砲声がとどろき新政府軍と旧幕府軍との戦闘がついに始まる。「鳥羽伏見の戦い」である。岩倉(笑福亭鶴瓶)が仕掛けた「錦の御旗」で新政府軍が一気に優勢となるが、信吾(錦戸亮)が銃弾に倒れる。朝敵となることに恐れおののく慶喜(松田翔太)は、あろうことか味方の兵を置き去りにして、ひそかに大坂城を抜け出し江戸へ逃亡する。吉之助(鈴木亮平)は慶喜追討の勅命を受け、東征軍の参謀として兵を江戸へ進める。

西郷どんの目線

いよいよ「鳥羽伏見の戦い」が始まります。こちらの新政府軍5,000人に対し、慶喜公率いる旧幕府軍は15,000人。ある意味、玉砕覚悟の戦いです。その覚悟はなみなみならぬものであり、兵たちが命を落とすことをも受け入れている——そんな吉之助の「怖さ」を意識しました。
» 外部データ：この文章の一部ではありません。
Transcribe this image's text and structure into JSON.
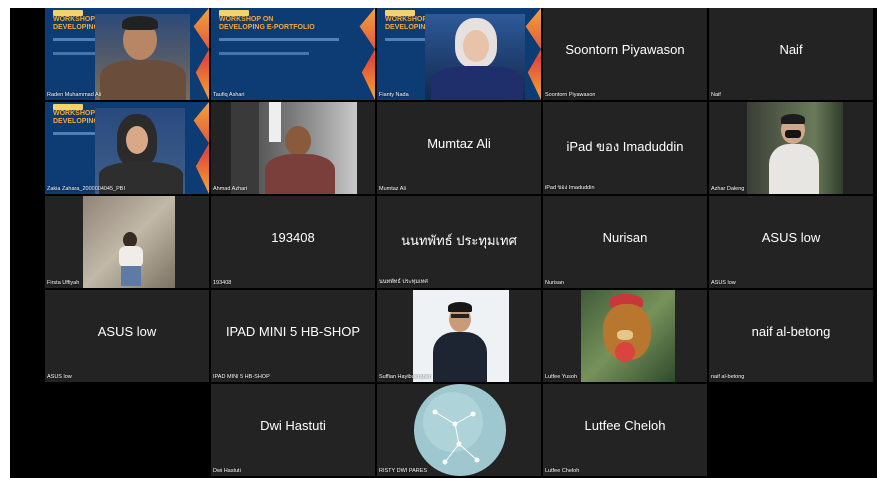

信吾から「戦の鬼」と言われたことで、「自分は鬼にならないといけないんだ」と吉之助は思ったはずです。大軍を率いるリーダーとして、決して動揺は見せられない。心のダメージを抱えながらも、必死に鬼を演じている吉之助がいます。だけど唯一、心の揺れ動きを見せられるのが、一蔵どんです。このふたりの関係はやっぱり特別なんですよね。
さらに、幕臣である山岡鉄舟さんとの出会いもあります。「命もいらず名もいらず、官位も金もいらぬ人は始末に困るものなり」と西郷さんが表現されたというほどの人物です。ちなみに、演じられるのは藤本隆宏さん。かつてドラマで西郷隆盛を演じられていたこともあるので、お会いした瞬間、「あ、西郷さんの先輩だ」って思いました(笑)。